Maas was the Chiefs' first-round draft pick in 1984, the fifth player taken overall. He lived up to his first-round status, being named the NFL Defensive Rookie of the Year despite missing two games. After a career-high seven sacks in 1985, Maas matched that total the next season and was awarded his first Pro Bowl nod. He went back again to the Pro Bowl in the strike-shortened 1987 season after getting six sacks and scoring a touchdown off a fumble recovery. Maas got off to a fast start in 1988, getting four sacks and a safety in his first seven games. He then was injured in the eighth game and missed the rest of the season. The 1989 season was the first year in his career he did not have a sack, as it was shortened to 10 games because of injury. Maas did score the last touchdown of his career off a fumble. Kansas City moved him to defensive end in 1990. He had 5.5 sacks and a safety that season. After an injury-filled 1992 season, he joined the Green Bay Packers. He spent most of the year backing up John Jurkovic at nose tackle.

His 40 career sacks is tied with Mike Bell as the eighth most in Kansas City Chiefs history, as of 2020, and is the most by either a defensive tackle or nose tackle. Bill Maas is the first nose tackle in Chiefs history to make the Pro Bowl. He was the first Chief ever to win a Rookie of the Year Award. During his career, Maas won acclaim for his relentless pass rushing ability and was selected twice for the Pro Bowl, as well as being named NFL Defensive Rookie of the Year.

After retiring from pro football, he spent 12 years broadcasting NFL games for Fox Sports.

==Legal problems==
On July 6, 2007, Maas was arrested for drug and weapons possession after a traffic stop in East Peoria, Illinois.
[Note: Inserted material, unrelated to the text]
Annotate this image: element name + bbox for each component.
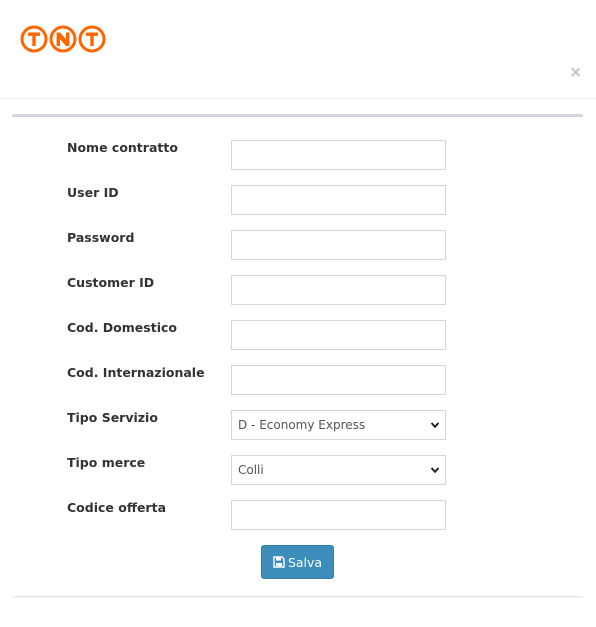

He was released from jail two days later.

The USA Today reported August 7, 2007:
Maas, 45, and a passenger in his Hummer, Sarah J. Murphy, 27, were arrested late Friday by Illinois State Police. During the stop on Illinois Route 116, police indicated that Maas seemed nervous, which prompted police to request a search of the vehicle, to which Maas consented.
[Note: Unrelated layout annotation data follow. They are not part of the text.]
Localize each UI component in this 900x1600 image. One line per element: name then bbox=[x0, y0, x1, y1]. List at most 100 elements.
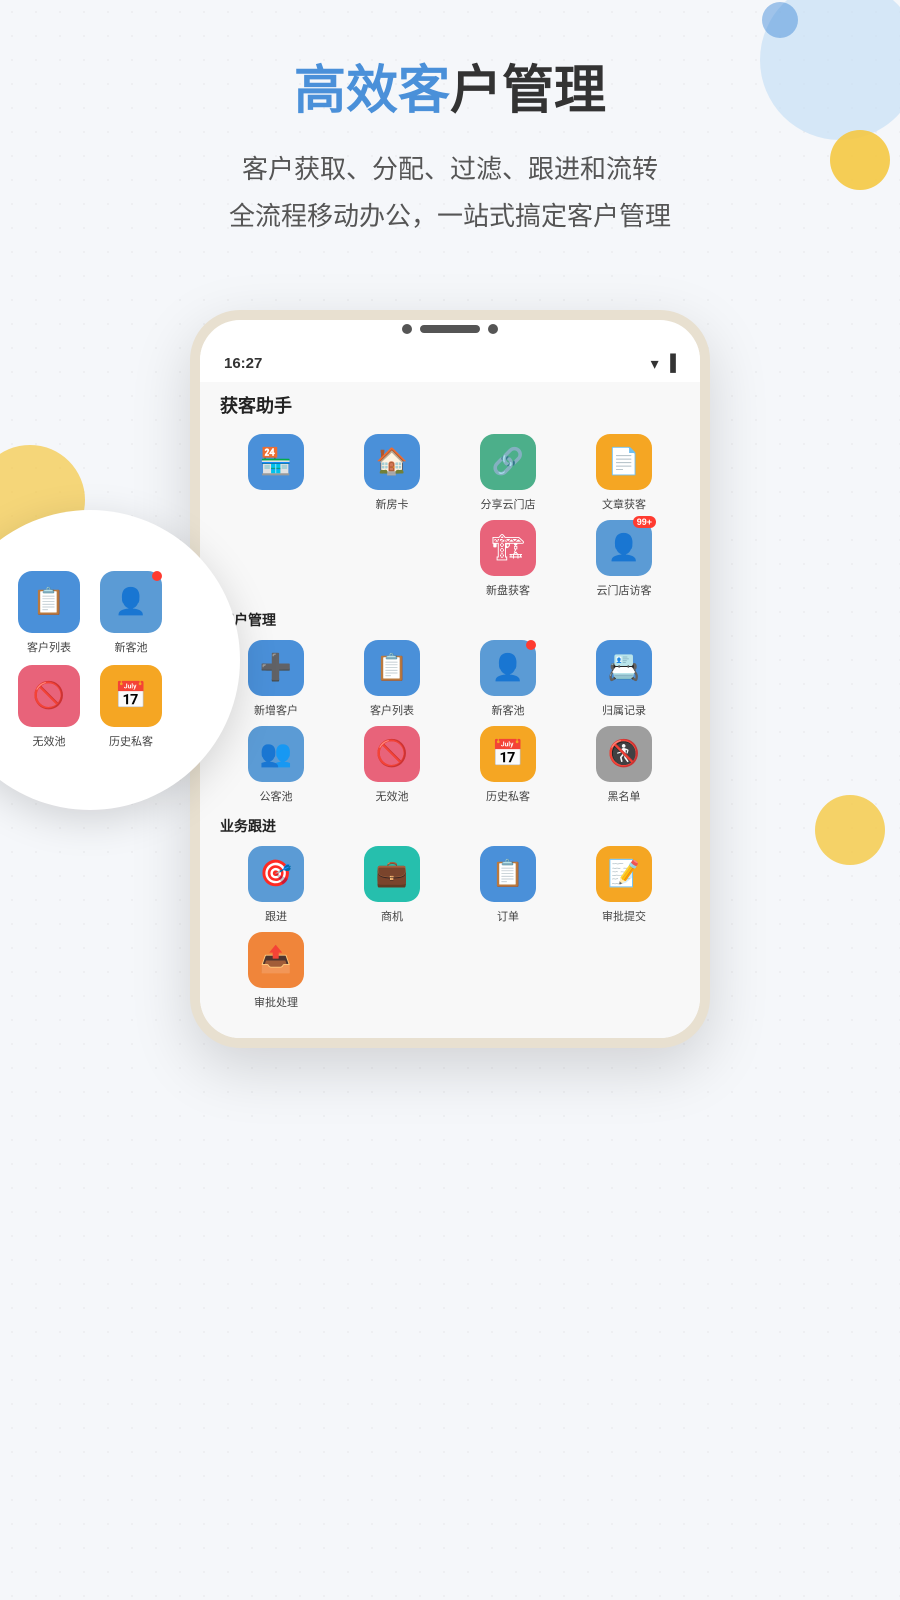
blacklist-label: 黑名单 bbox=[608, 788, 641, 804]
new-pool-icon: 👤 bbox=[492, 652, 524, 683]
share-label: 分享云门店 bbox=[481, 496, 536, 512]
store-icon-box: 🏪 bbox=[248, 434, 304, 490]
order-icon: 📋 bbox=[492, 858, 524, 889]
status-icons: ▾ ▐ bbox=[651, 354, 676, 374]
icon-followup[interactable]: 🎯 跟进 bbox=[220, 846, 332, 924]
icon-blacklist[interactable]: 🚷 黑名单 bbox=[568, 726, 680, 804]
icon-placeholder-2 bbox=[336, 520, 448, 598]
subtitle-line2: 全流程移动办公，一站式搞定客户管理 bbox=[40, 193, 860, 240]
article-icon: 📄 bbox=[608, 446, 640, 477]
wifi-icon: ▾ bbox=[651, 354, 659, 374]
xinpan-icon-box: 🏗 bbox=[480, 520, 536, 576]
visitor-icon: 👤 bbox=[608, 532, 640, 563]
circle-customer-list-icon: 📋 bbox=[33, 586, 65, 617]
opportunity-icon: 💼 bbox=[376, 858, 408, 889]
add-customer-box: ➕ bbox=[248, 640, 304, 696]
app-title: 获客助手 bbox=[220, 392, 680, 418]
approval-handle-label: 审批处理 bbox=[254, 994, 298, 1010]
share-icon-box: 🔗 bbox=[480, 434, 536, 490]
order-box: 📋 bbox=[480, 846, 536, 902]
icon-item-visitor[interactable]: 👤 99+ 云门店访客 bbox=[568, 520, 680, 598]
icon-item-share[interactable]: 🔗 分享云门店 bbox=[452, 434, 564, 512]
visitor-icon-box: 👤 99+ bbox=[596, 520, 652, 576]
add-customer-label: 新增客户 bbox=[254, 702, 298, 718]
xinpan-label: 新盘获客 bbox=[486, 582, 530, 598]
icon-order[interactable]: 📋 订单 bbox=[452, 846, 564, 924]
camera-dot bbox=[402, 324, 412, 334]
hero-section: 高效客户管理 客户获取、分配、过滤、跟进和流转 全流程移动办公，一站式搞定客户管… bbox=[0, 0, 900, 280]
title-blue-part: 高效客 bbox=[294, 62, 450, 120]
icon-item-xinpan[interactable]: 🏗 新盘获客 bbox=[452, 520, 564, 598]
icon-item-article[interactable]: 📄 文章获客 bbox=[568, 434, 680, 512]
article-icon-box: 📄 bbox=[596, 434, 652, 490]
opportunity-label: 商机 bbox=[381, 908, 403, 924]
customer-list-label: 客户列表 bbox=[370, 702, 414, 718]
icon-new-pool[interactable]: 👤 新客池 bbox=[452, 640, 564, 718]
circle-icon-grid: 📋 客户列表 👤 新客池 🚫 无效池 📅 bbox=[18, 571, 162, 749]
history-private-label: 历史私客 bbox=[486, 788, 530, 804]
icon-history-private[interactable]: 📅 历史私客 bbox=[452, 726, 564, 804]
icon-approval-submit[interactable]: 📝 审批提交 bbox=[568, 846, 680, 924]
phone-container: 16:27 ▾ ▐ 获客助手 🏪 🏠 bbox=[0, 310, 900, 1048]
subtitle: 客户获取、分配、过滤、跟进和流转 全流程移动办公，一站式搞定客户管理 bbox=[40, 146, 860, 240]
icon-approval-handle[interactable]: 📤 审批处理 bbox=[220, 932, 332, 1010]
circle-customer-list-box: 📋 bbox=[18, 571, 80, 633]
phone-notch bbox=[200, 320, 700, 342]
new-pool-badge bbox=[526, 640, 536, 650]
circle-icon-invalid[interactable]: 🚫 无效池 bbox=[18, 665, 80, 749]
main-title: 高效客户管理 bbox=[40, 60, 860, 122]
title-dark-part: 户管理 bbox=[450, 62, 606, 120]
icon-row-1: 🏪 🏠 新房卡 🔗 分享云门店 bbox=[220, 434, 680, 512]
subtitle-line1: 客户获取、分配、过滤、跟进和流转 bbox=[40, 146, 860, 193]
invalid-pool-label: 无效池 bbox=[376, 788, 409, 804]
circle-icon-history[interactable]: 📅 历史私客 bbox=[100, 665, 162, 749]
phone-time: 16:27 bbox=[224, 355, 262, 372]
xinfangka-icon-box: 🏠 bbox=[364, 434, 420, 490]
xinfangka-icon: 🏠 bbox=[376, 446, 408, 477]
opportunity-box: 💼 bbox=[364, 846, 420, 902]
visitor-label: 云门店访客 bbox=[597, 582, 652, 598]
icon-opportunity[interactable]: 💼 商机 bbox=[336, 846, 448, 924]
icon-invalid-pool[interactable]: 🚫 无效池 bbox=[336, 726, 448, 804]
circle-new-pool-icon: 👤 bbox=[115, 586, 147, 617]
icon-customer-list[interactable]: 📋 客户列表 bbox=[336, 640, 448, 718]
xinfangka-label: 新房卡 bbox=[376, 496, 409, 512]
circle-icon-customer-list[interactable]: 📋 客户列表 bbox=[18, 571, 80, 655]
public-pool-box: 👥 bbox=[248, 726, 304, 782]
circle-icon-new-pool[interactable]: 👤 新客池 bbox=[100, 571, 162, 655]
sensor-dot bbox=[488, 324, 498, 334]
article-label: 文章获客 bbox=[602, 496, 646, 512]
icon-belong-record[interactable]: 📇 归属记录 bbox=[568, 640, 680, 718]
icon-item-xinfangka[interactable]: 🏠 新房卡 bbox=[336, 434, 448, 512]
phone-content: 获客助手 🏪 🏠 新房卡 🔗 bbox=[200, 382, 700, 1038]
circle-invalid-label: 无效池 bbox=[33, 733, 66, 749]
circle-history-box: 📅 bbox=[100, 665, 162, 727]
approval-submit-box: 📝 bbox=[596, 846, 652, 902]
icon-row-2: 🏗 新盘获客 👤 99+ 云门店访客 bbox=[220, 520, 680, 598]
section-kehu: 客户管理 bbox=[220, 610, 680, 630]
public-pool-label: 公客池 bbox=[260, 788, 293, 804]
section-yewu: 业务跟进 bbox=[220, 816, 680, 836]
public-pool-icon: 👥 bbox=[260, 738, 292, 769]
blacklist-box: 🚷 bbox=[596, 726, 652, 782]
customer-list-icon: 📋 bbox=[376, 652, 408, 683]
belong-record-box: 📇 bbox=[596, 640, 652, 696]
visitor-badge: 99+ bbox=[633, 516, 656, 528]
belong-record-label: 归属记录 bbox=[602, 702, 646, 718]
customer-list-box: 📋 bbox=[364, 640, 420, 696]
circle-new-pool-badge bbox=[152, 571, 162, 581]
speaker-bar bbox=[420, 325, 480, 333]
phone-mockup: 16:27 ▾ ▐ 获客助手 🏪 🏠 bbox=[190, 310, 710, 1048]
circle-history-icon: 📅 bbox=[115, 680, 147, 711]
approval-submit-icon: 📝 bbox=[608, 858, 640, 889]
icon-item-store[interactable]: 🏪 bbox=[220, 434, 332, 512]
belong-record-icon: 📇 bbox=[608, 652, 640, 683]
followup-icon: 🎯 bbox=[260, 858, 292, 889]
circle-new-pool-box: 👤 bbox=[100, 571, 162, 633]
history-private-box: 📅 bbox=[480, 726, 536, 782]
followup-label: 跟进 bbox=[265, 908, 287, 924]
status-bar: 16:27 ▾ ▐ bbox=[200, 342, 700, 382]
battery-icon: ▐ bbox=[665, 355, 676, 373]
icon-public-pool[interactable]: 👥 公客池 bbox=[220, 726, 332, 804]
icon-placeholder-1 bbox=[220, 520, 332, 598]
The search turned up a .22-caliber revolver, five grams of suspected marijuana, six grams of suspected cocaine and 28 pills of Ecstasy, according to police. Both Maas and Murphy were charged with possession of a controlled substance and possession of marijuana. Maas was also booked on a charge of unlawful use of a weapon.

On September 5, 2007, Maas was questioned and released following an incident at Kansas City International Airport in which authorities reportedly found a loaded 9mm Glock in a bag brought by the former football player to the airport before attempting to board a plane. The gun was confiscated at a screening station and Maas was taken to the airport police station for questioning, at which point he claimed to have picked up the wrong bag before coming to the airport.